Mas também já deu oportunidades a outros jovens como Zie Ouattara e
André Amaro ,que já se estrearam, ou Luís Esteves e Tomás Handel que já
figuraram em convocatórias e mais dia menos dia jogarão e na hora de o mercado
de Janeiro estar aberto fez apenas uma contratação (Rúben Lameiras) que lhe dá
várias opções e considerou que tinha dentro de portas as restantes soluções
necessárias.
Com todas essas opções, que nalguns casos significaram correr riscos,
João Henriques construiu uma equipa sólida, competitiva, com grande sentido de
entreajuda e onde a juventude de alguns é compensada pela experiência de
veteranos que jogam a com a alegria de meninos e dão ao conjunto um misto de
irreverência e maturidade que tem resultado muito bem.
Concluida a primeira volta, e com um jogo em atraso, o Vitória está na
luta por um lugar europeu transmitindo a clara sensação de que ele será
possível se a segundo volta, como tudo indica, ainda for melhor que a primeira
agora que o plantel assimilou plenamente as ideias do treinador e este conhece
muito bem os recursos humanos ao seu dispor.

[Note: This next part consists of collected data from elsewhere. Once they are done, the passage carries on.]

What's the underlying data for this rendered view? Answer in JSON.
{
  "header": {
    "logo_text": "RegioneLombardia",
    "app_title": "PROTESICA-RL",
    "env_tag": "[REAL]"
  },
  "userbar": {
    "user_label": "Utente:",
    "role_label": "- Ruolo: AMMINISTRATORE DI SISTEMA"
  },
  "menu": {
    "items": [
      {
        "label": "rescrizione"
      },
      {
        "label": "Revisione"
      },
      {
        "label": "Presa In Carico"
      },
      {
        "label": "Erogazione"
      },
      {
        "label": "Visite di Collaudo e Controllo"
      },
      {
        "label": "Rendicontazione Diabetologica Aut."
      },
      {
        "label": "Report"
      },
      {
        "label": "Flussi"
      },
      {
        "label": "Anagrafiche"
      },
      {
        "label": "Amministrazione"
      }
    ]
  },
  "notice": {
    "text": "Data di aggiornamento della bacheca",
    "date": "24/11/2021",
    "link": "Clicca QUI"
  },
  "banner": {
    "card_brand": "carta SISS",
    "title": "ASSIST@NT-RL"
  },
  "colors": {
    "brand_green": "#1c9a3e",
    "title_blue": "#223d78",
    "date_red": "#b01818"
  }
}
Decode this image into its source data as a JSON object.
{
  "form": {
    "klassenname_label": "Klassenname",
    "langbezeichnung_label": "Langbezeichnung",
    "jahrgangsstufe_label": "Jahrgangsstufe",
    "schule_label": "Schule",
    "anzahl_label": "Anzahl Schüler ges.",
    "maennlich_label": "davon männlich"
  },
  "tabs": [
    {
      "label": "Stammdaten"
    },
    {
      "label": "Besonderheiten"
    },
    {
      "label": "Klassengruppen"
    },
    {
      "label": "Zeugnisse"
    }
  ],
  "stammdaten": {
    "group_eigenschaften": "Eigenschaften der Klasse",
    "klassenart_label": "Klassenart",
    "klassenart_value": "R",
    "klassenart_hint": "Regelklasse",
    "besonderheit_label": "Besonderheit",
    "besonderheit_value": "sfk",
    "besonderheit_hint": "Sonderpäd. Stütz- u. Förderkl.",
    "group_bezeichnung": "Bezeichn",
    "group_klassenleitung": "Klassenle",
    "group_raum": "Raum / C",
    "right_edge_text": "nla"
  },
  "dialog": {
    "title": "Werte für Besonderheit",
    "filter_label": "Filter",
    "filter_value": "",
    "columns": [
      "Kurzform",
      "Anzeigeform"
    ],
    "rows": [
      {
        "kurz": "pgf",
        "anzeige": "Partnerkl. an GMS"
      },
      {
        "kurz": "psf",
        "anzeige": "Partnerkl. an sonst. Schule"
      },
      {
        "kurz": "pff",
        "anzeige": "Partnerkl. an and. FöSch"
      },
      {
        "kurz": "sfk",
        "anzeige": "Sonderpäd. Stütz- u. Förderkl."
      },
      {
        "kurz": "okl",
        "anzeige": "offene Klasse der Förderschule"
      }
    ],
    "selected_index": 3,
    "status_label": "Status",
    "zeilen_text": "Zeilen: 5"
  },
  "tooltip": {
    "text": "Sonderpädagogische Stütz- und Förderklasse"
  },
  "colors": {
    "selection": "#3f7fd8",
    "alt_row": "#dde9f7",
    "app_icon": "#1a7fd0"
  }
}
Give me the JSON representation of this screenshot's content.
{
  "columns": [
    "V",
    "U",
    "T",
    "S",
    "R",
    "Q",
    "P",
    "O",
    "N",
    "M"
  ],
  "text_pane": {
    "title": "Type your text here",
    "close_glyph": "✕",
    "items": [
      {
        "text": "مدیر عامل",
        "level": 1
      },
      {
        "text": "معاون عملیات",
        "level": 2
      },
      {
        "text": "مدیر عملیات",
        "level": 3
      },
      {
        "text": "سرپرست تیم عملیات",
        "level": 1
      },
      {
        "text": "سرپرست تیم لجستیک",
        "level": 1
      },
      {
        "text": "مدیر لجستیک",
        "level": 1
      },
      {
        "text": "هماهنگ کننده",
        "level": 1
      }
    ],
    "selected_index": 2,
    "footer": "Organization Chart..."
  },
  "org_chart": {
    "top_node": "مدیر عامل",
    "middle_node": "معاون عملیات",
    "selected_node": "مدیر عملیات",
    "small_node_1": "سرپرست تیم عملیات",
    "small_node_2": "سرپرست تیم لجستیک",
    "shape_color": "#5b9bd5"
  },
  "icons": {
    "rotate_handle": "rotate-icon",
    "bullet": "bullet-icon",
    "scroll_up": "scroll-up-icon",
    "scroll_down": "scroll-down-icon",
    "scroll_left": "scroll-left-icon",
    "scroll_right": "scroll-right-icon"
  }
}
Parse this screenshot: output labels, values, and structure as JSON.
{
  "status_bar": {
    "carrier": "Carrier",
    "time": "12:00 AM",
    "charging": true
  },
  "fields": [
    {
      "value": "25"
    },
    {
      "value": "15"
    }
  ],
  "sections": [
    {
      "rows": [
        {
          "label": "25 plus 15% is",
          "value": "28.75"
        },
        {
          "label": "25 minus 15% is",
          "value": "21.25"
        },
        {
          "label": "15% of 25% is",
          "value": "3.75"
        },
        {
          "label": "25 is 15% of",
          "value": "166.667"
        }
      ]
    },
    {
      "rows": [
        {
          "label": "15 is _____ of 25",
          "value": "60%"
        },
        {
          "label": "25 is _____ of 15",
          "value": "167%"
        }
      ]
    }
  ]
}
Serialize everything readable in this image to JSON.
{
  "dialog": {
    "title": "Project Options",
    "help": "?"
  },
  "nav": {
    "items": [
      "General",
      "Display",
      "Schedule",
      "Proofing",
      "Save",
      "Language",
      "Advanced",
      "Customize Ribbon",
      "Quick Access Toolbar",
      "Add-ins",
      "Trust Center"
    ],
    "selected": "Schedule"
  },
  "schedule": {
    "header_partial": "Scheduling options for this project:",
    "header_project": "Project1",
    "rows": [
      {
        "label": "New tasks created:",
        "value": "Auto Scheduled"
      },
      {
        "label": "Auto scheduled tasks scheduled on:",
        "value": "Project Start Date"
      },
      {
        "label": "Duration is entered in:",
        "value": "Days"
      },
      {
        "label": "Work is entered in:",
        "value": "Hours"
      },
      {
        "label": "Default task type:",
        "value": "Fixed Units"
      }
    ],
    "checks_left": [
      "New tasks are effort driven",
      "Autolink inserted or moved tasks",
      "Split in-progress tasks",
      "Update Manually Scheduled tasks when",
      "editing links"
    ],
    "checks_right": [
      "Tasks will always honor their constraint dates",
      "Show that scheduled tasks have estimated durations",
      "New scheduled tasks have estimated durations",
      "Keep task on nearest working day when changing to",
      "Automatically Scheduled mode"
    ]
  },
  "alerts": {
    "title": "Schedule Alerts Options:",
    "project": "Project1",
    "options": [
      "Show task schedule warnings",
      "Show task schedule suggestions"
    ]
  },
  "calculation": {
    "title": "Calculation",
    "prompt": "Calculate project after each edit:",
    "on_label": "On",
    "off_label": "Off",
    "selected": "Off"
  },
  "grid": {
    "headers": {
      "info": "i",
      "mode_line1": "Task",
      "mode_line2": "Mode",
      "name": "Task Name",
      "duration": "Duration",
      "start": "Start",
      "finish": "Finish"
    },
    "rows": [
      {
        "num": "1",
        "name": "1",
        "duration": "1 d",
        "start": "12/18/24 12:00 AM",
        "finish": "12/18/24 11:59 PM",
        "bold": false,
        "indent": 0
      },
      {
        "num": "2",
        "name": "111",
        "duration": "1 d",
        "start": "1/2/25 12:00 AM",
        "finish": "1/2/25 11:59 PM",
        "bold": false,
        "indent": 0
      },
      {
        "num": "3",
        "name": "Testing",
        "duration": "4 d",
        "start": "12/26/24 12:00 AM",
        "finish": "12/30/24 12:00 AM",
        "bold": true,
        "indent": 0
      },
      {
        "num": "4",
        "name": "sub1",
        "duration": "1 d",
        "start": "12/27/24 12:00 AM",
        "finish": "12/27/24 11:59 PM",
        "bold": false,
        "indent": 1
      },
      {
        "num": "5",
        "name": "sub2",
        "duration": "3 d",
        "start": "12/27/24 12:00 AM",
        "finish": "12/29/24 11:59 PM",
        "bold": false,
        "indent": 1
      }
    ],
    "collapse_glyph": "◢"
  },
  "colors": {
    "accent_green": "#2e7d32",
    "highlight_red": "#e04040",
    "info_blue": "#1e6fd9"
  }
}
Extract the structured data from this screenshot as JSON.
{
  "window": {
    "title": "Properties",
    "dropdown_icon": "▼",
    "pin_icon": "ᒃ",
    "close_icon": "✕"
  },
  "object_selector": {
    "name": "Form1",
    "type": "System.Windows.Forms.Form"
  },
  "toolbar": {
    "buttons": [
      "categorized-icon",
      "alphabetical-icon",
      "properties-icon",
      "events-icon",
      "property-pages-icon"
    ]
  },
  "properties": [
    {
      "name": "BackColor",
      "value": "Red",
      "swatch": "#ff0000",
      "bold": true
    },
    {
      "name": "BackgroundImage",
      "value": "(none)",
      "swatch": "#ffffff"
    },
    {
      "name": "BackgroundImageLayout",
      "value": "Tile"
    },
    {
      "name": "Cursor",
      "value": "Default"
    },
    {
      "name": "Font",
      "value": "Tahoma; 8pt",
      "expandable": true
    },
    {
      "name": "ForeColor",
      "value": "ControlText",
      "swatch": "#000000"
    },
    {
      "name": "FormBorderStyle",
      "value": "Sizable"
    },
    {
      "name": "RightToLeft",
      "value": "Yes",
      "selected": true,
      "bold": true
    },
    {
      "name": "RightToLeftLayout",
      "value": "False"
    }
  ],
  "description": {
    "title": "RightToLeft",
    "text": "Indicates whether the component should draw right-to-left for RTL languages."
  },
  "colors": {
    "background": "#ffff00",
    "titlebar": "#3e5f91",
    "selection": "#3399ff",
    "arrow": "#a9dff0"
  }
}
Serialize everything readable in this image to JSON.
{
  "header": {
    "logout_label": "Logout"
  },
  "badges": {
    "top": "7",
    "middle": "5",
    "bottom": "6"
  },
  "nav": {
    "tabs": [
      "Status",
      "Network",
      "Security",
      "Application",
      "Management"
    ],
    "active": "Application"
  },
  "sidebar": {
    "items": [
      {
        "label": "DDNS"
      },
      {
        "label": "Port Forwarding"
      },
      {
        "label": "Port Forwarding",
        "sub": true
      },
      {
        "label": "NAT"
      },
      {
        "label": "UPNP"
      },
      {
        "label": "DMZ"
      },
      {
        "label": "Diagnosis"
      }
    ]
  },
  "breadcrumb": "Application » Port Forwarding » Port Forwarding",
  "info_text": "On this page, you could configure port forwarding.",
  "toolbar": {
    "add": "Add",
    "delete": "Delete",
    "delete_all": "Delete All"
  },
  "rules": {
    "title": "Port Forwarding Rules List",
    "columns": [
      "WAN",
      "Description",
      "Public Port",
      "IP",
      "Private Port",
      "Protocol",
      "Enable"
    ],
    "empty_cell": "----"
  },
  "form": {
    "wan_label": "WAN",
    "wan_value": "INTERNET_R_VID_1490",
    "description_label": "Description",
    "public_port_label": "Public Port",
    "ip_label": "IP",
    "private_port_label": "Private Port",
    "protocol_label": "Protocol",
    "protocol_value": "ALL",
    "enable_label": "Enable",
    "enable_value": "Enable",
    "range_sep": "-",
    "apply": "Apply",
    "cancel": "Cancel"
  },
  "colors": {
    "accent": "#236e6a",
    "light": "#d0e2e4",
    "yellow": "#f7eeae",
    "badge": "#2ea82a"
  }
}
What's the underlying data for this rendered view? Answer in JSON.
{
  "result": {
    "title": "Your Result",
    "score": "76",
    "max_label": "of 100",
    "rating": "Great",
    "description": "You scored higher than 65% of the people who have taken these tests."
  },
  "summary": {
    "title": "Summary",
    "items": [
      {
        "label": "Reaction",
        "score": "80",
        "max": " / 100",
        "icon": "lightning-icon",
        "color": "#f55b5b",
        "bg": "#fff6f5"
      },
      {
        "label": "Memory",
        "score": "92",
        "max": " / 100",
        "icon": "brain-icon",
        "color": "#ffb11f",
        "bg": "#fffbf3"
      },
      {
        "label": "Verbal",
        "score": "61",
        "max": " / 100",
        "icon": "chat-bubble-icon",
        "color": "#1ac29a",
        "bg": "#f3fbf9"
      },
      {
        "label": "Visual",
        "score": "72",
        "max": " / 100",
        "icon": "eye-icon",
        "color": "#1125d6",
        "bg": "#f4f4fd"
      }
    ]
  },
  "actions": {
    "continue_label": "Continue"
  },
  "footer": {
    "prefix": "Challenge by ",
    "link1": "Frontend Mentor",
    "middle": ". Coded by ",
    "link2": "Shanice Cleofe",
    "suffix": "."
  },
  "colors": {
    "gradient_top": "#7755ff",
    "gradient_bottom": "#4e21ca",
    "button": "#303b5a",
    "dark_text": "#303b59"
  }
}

É cedo para se saber se João Henriques terá o sucesso de alguns que
atrás citei , se conquistará troféus e apuramentos europeus, se ficará na nossa
História como um dos melhores treinadores
que por cá passaram.
Mas é tempo de dizer que é um excelente treinador, que foi uma opção
absolutamente acertada e que é o homem certo no lugar certo neste Vitória de
2020/2021.
E dizer isso já não é dizer nada pouco!